İktidarla muhalefet bekçilere geniş yetkiler veren yasa teklifi yüzünden karşı karşıya. Muhalefet hükümetin kendine "parti kolluğu" kurmak istediğini savunuyor. AKP'liler ise eleştirilerin art niyetli olduğunu söylüyor.

https://p.dw.com/p/3dCaf
Fotoğraf: DW/B. Karakaş

TBMM İçişleri Komisyonunda CHP, İYİ Parti ve HDP’nin muhalefet şerhiyle kabul edilen “Çarşı ve Mahalle Bekçileri Kanunu Teklifi” muhalefetin tepkilerine rağmen Meclis Genel Kurulunun gündeminde.

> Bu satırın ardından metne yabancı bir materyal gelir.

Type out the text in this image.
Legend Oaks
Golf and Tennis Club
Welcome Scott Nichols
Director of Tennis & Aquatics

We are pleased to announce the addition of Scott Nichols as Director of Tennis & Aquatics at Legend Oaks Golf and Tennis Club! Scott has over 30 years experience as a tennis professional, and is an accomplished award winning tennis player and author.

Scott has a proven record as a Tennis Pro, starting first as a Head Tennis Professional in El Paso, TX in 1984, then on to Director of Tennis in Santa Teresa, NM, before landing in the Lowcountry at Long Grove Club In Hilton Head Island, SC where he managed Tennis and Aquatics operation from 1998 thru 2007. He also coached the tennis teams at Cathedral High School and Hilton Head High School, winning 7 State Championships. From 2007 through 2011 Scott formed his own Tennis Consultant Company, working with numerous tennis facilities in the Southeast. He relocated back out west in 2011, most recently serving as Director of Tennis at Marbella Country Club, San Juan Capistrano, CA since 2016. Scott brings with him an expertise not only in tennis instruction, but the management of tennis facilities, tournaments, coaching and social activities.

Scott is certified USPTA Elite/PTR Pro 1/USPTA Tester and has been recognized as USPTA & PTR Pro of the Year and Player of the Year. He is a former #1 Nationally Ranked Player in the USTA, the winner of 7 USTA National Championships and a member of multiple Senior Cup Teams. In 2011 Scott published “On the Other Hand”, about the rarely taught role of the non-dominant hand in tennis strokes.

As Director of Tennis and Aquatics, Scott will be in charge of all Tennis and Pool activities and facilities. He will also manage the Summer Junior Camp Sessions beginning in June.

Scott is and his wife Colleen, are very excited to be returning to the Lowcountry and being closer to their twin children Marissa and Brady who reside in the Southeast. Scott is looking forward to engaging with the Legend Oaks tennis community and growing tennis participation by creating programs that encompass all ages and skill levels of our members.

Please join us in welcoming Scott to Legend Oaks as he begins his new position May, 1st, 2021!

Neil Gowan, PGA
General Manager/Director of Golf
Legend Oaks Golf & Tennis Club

Hükümetin kendine bağlı bir “milis gücü” ya da “parti kolluğu” oluşturmaya çalıştığı görüşünü savunan muhalefet partileri, teklifin anayasaya aykırı olduğunu iddia ediyor.

Teklifle bekçilere tanınması öngörülen gösteri ve yürüyüşleri önleme, kimlik sorma ve silah kullanma yetkileri, anayasaya aykırılık oluşturacak yetkilerin başında sayılıyor.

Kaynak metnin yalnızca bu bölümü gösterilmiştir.